On August 28, 2018 3:04 AM, Joel Wirāmu Pauling <j...@aenertia.net> wrote:

> On 28 August 2018 at 05:26, Joseph Mayer joseph.ma...@protonmail.com wrote:
>
> > Joel,
> > Are you saying you gave up on using the PCIe at all?
> > There's a 4-lane PCIe connector on the Rock64 right, aren't those
> > dedicated lanes, and, if they'd somehow be shared with any other
> > hardware, then you should still have supposedly >90% of the 16gbps
> > capacity available?
> > Did you try connecting some multiport 1gbps or 10gbps PCIe NIC?
>
> That's where my Wireless card goes - so it's not very useful.

In other words you'd have more use of two two-lane PCIe ports.

(Which I don't know if the RK3399 could drive in itself. PCIe switch
chips which convert four PCIe lanes upstream to 2x or 3x four PCIe
lanes downstream, seem to be generally pricy.)

I'd wonder what performance you got if you put the wired ethernet on
PCIe and wireless on USB.

> My general experience with the Arm boards SBC's vs the Intel SoC's is
> the Arm SBC's generally have screwed up some fundemental Bus sharing
> in their designs (either placing the USB controller on so it shares
> bandwidth with the GMAC) or Exposing only a Single X4 PCI lane (which
> inevitably get's used by Wireless - unless you want to stick with the
> onboard wireless which suffers from the first problem).

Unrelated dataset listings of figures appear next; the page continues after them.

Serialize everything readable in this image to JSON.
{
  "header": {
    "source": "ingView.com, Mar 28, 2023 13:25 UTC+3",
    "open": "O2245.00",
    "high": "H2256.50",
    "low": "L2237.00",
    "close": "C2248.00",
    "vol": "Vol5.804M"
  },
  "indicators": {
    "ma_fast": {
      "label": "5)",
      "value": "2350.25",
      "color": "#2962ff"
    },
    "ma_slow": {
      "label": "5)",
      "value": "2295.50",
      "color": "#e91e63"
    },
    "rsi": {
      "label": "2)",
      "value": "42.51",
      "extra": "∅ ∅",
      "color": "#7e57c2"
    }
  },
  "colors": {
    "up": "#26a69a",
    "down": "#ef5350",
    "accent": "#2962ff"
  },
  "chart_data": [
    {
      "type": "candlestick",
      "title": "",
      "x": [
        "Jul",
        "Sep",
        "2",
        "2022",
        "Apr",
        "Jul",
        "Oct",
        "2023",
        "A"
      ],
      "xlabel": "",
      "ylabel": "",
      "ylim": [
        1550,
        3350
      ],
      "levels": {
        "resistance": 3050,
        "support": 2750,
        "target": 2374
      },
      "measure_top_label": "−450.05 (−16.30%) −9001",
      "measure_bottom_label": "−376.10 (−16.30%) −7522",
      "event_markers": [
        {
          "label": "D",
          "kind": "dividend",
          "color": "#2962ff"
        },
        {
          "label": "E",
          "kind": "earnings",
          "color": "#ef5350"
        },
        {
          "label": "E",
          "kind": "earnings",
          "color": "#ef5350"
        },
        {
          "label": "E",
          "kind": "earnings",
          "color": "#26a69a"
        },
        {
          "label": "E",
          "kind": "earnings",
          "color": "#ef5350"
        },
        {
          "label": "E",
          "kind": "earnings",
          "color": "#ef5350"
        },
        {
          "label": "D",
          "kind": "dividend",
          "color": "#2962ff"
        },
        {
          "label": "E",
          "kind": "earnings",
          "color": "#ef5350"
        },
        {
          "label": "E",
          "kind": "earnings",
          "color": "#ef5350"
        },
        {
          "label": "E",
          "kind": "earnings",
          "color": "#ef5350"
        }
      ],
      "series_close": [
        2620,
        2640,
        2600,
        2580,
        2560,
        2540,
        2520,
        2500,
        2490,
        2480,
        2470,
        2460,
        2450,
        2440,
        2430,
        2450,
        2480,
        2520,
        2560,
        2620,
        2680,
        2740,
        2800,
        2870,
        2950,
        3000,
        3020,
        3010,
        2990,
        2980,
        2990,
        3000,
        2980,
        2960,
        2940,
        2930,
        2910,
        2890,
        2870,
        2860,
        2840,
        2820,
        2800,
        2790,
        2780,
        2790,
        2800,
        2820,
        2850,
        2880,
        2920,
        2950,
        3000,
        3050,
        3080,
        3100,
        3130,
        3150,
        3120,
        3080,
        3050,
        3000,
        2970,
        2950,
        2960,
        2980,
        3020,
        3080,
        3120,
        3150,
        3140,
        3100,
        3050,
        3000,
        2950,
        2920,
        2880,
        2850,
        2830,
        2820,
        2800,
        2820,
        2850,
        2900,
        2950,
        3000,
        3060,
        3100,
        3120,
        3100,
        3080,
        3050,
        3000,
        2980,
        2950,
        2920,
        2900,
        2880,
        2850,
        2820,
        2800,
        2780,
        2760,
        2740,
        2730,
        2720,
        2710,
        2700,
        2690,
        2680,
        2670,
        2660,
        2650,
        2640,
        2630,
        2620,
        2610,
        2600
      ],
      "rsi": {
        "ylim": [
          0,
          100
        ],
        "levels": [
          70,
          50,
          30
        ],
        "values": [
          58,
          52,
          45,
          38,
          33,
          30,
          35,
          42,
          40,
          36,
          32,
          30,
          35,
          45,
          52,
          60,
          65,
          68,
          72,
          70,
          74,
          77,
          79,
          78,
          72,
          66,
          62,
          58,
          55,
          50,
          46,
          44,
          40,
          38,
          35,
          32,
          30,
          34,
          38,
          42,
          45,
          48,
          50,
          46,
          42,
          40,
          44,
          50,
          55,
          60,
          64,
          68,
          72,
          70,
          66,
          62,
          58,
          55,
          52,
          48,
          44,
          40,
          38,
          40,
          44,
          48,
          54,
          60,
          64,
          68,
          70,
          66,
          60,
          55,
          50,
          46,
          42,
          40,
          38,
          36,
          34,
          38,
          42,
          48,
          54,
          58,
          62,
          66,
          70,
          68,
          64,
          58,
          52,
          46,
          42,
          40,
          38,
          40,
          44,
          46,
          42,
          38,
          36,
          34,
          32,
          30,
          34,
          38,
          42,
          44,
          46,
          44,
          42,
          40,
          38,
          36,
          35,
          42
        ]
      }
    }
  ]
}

I'd like to learn to know if-how-how much the "screwed up some
fundamental" applies to the RK3399 and the MacchiatoBin/EspressoBin
boards.

> > Geekbench figures indicate that RK3399 and Celeron N3160 should perform
> > fairly similarly.
> > https://browser.geekbench.com/v4/cpu/search?q=rk3399
> > https://browser.geekbench.com/v4/cpu/search?utf8=✓&q=n3160
> > https://ark.intel.com/products/91831/Intel-Celeron-Processor-N3160-2M-Cache-up-to-2_24-GHz
>
> The first test I normally subject my boxes too is localhost flent
> (which is mostly netperf/iperf3/iperf under the hood) which provides a
> bunch of test suites which are relatively good at finding out where
> the Packet gen/receive limits are and if there is jitter - and provide
> a starting point for further investigation. Irtt (which is written in
> go) is also a really useful tool to figure out latencies (it times
> sleep accuracy) on the SoC's.
>
> Note the Arm boards don't have AES-NI either, so once you start
> playing with VPN it get's pretty bad in comparison. (Some of the newer
> arms do have AES offloads but - implementations are varied, the H3/H5
> sunxi platform is where I am focused on at the moment - but not for
> network stuff)

(Note, Sunxi don't do PCIe so you're stuck with XHCI there. Also
Sunxi's Allwinner A64 has around 25% of the performance rating of the
RK3399 on Geekbench.)

AES performance is an interesting point.